The lawsuit was ultimately dismissed. The principal applicant declined to speak with KUER for this story. Former teacher Hal Reeder said the allegations were not true.

“I can think of a case the whole time I was there where an employee got hold of a child in a violent way,” Reeder said. “There were skirmishes between the children, especially when we had our famous riot. But it exploded. “

Shortly after the school began admitting students from other tribes in 1974, several riots broke out.

But Reeder said it was mostly a clash between Navajo students and students from other tribes. And no one was seriously injured. He said police and the surrounding community made it a bigger deal than it was.

And that, for him, has always been the biggest problem.

“People are racists,” he said. “And a lot of people in town weren’t necessarily nice or friendly to Indian children.”

Intermountain School Hal Reeder JR.jpg

Jon reed

Hal Reeder at his Brigham City home. He is holding a gift that a former student gave him at a meeting.

A balancing act

Reeder taught at Intermountain for almost 20 years, until it closed in 1984. He said the teachers cared about the students and did their best to make them feel comfortable. But he said many students came from difficult backgrounds and he recognized that it might be difficult for some to be so far from home in a strange new culture.

He remembered escorting the students to the reservation on the bus at the end of the year. When they were almost home, the students began to take off their school clothes and put on their “Navajo clothes”. He said the students appeared to be afraid their friends and family would think they had been whitewashed.

“I think [the students had] ambivalence as to “what will make me happy here,” he said. “I think they came with a lot of Navajo culture. And they tried to adapt as best they could.

Unlike previous boarding schools, Intermountain students could speak out and their culture. They held bonfires and traditional dances, baked fried bread in the kitchen, and painted native artwork on the walls of their dormitories.

When the BIA officials have planned close school Due to limited funding and declining enrollment, students have stepped up to keep it open. They organized a 24 mile run from Brigham City to the Ogden Federal Building to speak to federal delegates from Utah, including Republican Senator Orrin Hatch and Republican Representative James Hansen. None of them showed up.

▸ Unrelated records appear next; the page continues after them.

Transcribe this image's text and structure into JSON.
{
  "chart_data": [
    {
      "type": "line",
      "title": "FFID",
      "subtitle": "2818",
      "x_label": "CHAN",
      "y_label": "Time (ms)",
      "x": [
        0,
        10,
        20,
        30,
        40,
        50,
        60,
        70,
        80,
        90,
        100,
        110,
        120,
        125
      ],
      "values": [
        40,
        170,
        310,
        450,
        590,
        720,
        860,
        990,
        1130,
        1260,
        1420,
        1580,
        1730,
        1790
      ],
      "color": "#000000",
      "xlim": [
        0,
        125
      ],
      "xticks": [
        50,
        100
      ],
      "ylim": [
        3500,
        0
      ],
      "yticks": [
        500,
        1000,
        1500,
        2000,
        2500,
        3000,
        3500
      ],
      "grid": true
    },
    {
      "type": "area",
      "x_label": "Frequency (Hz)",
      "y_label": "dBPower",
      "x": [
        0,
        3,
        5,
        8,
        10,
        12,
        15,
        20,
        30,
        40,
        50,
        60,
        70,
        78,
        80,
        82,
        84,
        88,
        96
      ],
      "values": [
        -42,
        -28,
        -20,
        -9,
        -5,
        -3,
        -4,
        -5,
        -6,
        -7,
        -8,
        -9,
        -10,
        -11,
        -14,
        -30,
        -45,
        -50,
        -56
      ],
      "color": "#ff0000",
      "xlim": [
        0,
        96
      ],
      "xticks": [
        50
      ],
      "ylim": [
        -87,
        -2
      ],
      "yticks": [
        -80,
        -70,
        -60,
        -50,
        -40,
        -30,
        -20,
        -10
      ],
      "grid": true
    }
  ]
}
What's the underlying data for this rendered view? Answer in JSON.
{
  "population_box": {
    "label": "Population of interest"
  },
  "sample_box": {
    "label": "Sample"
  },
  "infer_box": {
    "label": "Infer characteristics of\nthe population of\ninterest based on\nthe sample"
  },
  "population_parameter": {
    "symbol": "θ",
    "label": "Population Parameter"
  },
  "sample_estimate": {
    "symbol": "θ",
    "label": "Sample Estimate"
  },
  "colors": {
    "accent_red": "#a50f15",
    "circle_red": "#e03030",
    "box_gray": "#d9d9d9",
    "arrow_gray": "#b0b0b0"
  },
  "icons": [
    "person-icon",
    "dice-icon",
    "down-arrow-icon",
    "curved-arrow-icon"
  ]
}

“I think Intermountain offers a lot more than most residential schools, the ones I’ve been to from afar,” student Darrell Bradley said in a video of the event.

Remember Intermountain

Antonio said he saw students struggle to stay connected to their culture while attending school. But it wasn’t something that bothered him.

She still speaks Navajo. But she never returned to the reserve. She went to Salt Lake and worked in construction.

“What happened in Canada is very sad, but I would never put that on for Intermountain,” she said. “We were far from home. We were away from our family, but we were brought here to learn an education and to learn about ourselves. It’s my way of seeing things.

Antonio helps organize the next meeting in September and tries to get a group together to repaint the letter “I” on the side of the mountain.

Even though most of the school is now gone, she said she wanted people to know it existed and to remember the students who went there.